Still, what happened in France amounts to the worst nightmare for special forces: the need not only to act simultaneously against multiple terrorist threats, but also to storm multiple terrorist hideouts at the same time, as the French had to do last Friday.

British and German military commanders are now revamping their own contingency training to make sure they have the necessary resources for similar eventualities.

The numbers involved are huge: At the height of last week's crisis, some 85,000 French police officers and soldiers were engaged.

Yet beyond the confines of the intelligence and military communities, Europe's political class is already bickering over the longer- term strategy of dealing with such challenges.

The British government has responded to an appeal from MI-5, the country's domestic security agency, for more funding with an extra £100 million (S$202 million) to track down returning volunteers from the fighting in the Middle East, now assessed to represent the most immediate threat.

Similar moves are taking place in other European countries.

But a call from Mr Malcolm Rifkind, the chairman of the British Parliament's intelligence committee, to provide the country's spies with "the legal powers to intercept particularly international communications that might be relevant to preventing terrorist attacks" has already been rebuffed by the opposition Labour party.

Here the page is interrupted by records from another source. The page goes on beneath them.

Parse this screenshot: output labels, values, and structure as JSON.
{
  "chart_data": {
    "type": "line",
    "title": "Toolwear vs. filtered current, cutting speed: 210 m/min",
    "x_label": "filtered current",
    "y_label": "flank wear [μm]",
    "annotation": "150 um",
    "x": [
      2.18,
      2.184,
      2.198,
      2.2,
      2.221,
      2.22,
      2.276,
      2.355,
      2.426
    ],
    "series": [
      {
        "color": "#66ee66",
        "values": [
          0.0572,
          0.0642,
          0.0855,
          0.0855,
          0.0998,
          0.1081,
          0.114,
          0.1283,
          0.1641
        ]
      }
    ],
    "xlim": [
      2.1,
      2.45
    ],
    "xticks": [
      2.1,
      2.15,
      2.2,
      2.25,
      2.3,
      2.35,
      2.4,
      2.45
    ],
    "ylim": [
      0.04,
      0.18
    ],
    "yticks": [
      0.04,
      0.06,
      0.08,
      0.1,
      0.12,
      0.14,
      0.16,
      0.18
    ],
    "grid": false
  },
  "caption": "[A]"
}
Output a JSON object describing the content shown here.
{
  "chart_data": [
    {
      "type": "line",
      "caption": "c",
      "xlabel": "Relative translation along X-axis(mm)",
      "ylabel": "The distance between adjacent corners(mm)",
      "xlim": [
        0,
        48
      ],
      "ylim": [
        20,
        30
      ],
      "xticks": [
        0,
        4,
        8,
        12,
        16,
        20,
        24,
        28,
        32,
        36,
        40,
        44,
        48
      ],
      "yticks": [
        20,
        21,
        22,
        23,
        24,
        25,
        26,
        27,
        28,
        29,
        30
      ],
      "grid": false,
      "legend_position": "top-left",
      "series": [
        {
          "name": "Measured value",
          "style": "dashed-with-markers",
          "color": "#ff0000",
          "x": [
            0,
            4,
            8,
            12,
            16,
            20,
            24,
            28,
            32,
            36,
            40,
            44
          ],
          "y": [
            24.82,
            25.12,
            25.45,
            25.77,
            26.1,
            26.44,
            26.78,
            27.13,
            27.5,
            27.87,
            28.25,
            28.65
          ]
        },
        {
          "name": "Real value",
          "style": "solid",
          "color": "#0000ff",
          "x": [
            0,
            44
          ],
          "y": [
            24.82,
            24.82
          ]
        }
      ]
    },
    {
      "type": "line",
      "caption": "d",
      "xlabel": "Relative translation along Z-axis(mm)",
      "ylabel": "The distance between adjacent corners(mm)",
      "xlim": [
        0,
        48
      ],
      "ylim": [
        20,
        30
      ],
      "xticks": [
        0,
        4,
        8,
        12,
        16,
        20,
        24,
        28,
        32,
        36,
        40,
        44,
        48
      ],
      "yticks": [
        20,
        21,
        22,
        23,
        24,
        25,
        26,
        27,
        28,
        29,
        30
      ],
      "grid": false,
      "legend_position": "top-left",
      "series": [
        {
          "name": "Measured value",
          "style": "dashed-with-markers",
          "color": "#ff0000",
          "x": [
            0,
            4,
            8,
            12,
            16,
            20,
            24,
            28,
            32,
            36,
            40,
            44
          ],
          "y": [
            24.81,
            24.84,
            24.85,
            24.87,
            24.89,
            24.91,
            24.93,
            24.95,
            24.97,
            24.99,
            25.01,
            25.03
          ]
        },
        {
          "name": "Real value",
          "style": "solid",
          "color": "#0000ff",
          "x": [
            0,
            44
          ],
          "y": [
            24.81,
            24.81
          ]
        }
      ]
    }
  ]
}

Nor are matters any clearer at the EU level. Its executive body, the European Commission, has announced it will "put all its weight" behind a new counter-terrorism plan, as part of a larger continent-wide security strategy.

But a proposal to adopt a new law, allowing the EU as a whole to widen the collection, storage and exchange of personal information about air passengers with the United States, remains stuck in the European Parliament, where MPs fear that it may violate human rights standards.

Individual European governments are now bypassing the EU Parliament by implementing their own data collection systems on air passengers.

However, that risks embroiling them in disputes with the European Court of Justice, which in a ruling last year struck down a separate EU measure to collect data on ordinary Europeans, on the grounds that it violated human rights.

EU president Donald Tusk has announced that the next summit of European heads of states and governments will "discuss more broadly the response the EU can bring to terrorist challenges" and the "vulnerability of nations".

But the summit is scheduled for Feb 12 and by then, most of the urgency generated by the shock of the events in France would have worn off. Europe will, therefore, retain its patchwork of anti-terrorism legislation, providing the men of violence with plenty of loophole opportunities.